“Since we are the mere toys of Satan, the truth about reality is extremely depressing.”
—Derek Parfit, Reasons and Persons, wildly out of context
It seems to me that people often expect too much out of moral systems, and are too easily willing to give up on applying them if it turns out they aren’t perfect.
First of all, life is complicated. The world is complicated. There are a lot of different kinds of things worth valuing, and a lot of types of things worth avoiding, and they can interact with each other in intricate ways. It’s impossible to truly know what the absolute most moral action to take is in a world so complicated and fuzzy and convoluted.
We see the same kinds of problems even in less “fuzzy” contexts, though. Take decision theory, for example. Let’s set up a nice clean thought experiment where you simply have to decide between two options. There are many ways to decide between the two. You could decide randomly. You could go with your intuition, or how you feel at the moment. You could offload the problem onto somebody else. Or you could use some theory of morality or rationality or decisionmaking to pick between them.
However, further suppose you’re in a Satan-run universe. Whatever decision theory (call it T) you use to make your decision, it’s always possible for Satan to say something like “if you used T to make your decision, then I’ll give you the worst outcomes”. Even if T is some sort of “best possible theory”, which gets almost every other decision right, there’s no way for T to be correct in such a universe. All decision theories break down under these kinds of circumstances.
Circumstances of breakdown don’t necessarily depend on Satan. In math, there’s a loosely analogous idea of “incompleteness” for any sufficiently complicated proof system, which comes from Gödel’s incompleteness theorems. Roughly, there are true statements we can make within some system that we can’t prove using that system, and such systems cannot prove their own consistency (that is, they can’t prove that they themselves have a total lack of logical contradictions).

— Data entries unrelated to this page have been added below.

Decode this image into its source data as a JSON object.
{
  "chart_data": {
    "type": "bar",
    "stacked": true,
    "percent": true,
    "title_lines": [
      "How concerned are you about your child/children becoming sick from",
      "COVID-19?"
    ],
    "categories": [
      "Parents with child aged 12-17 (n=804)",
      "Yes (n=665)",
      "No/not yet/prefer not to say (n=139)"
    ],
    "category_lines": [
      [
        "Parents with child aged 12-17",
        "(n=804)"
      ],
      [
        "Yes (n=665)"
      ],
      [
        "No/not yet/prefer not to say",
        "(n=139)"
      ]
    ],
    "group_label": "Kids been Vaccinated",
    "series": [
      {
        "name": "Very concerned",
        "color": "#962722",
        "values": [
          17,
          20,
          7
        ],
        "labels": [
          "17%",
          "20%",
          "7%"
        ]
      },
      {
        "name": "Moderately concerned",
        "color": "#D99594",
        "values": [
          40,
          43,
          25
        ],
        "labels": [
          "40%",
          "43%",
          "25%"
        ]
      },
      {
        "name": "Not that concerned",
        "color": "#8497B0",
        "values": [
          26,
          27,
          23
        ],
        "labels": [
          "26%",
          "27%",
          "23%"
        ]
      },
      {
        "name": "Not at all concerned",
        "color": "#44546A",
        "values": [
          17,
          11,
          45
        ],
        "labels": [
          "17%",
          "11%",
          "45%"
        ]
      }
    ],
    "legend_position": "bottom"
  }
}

This means we can’t find some complete (covers all possible theorems), consistent (lacks contradictions), computable (can be found via running an algorithm) system of proof that covers all of mathematics. It can be fairly surprising to learn this, but once you’ve internalized the idea, it can also be fairly surprising to learn what kinds of systems defy it.
There are ways to construct all of Euclidean geometry such that it’s consistent and complete, and I wouldn’t call Euclidean geometry a small or useless system by any means. A common way to prove the incompleteness of a system is via arithmetic, for example encoding theorems as natural numbers and finding that there exist true statements (“true numbers”) that can’t be proven. However, there are even ways to construct simplified forms of arithmetic (Presburger arithmetic is one example) that don’t fall prey to Gödel’s trap.
Obviously, there is plenty of math that can be done even once you show that there’s no way it can “all” be done (or at least, all be done in a certain kind of systematized way). Math is still extremely useful, even though it too breaks down in these kinds of extreme cases. For analogous reasons, I’m not too worried about the obvious ways to break down moral systems. If even a system as rigorous and well understood as mathematics fails here, in my view it’s not really a fault of the system, but rather a fault in the extreme edge case that can show it breaking. There’s still plenty of useful moral (and mathematical) reasoning to be done.
All in all, I think there’s probably too much human effort spent on picking out a perfect moral system relative to trying to get ourselves to broadly apply at least a decently good one (although I do think the former is an incredibly important philosophical problem, and worth working on). It’s important not to act in total ignorance, but it’s just as important to act at all.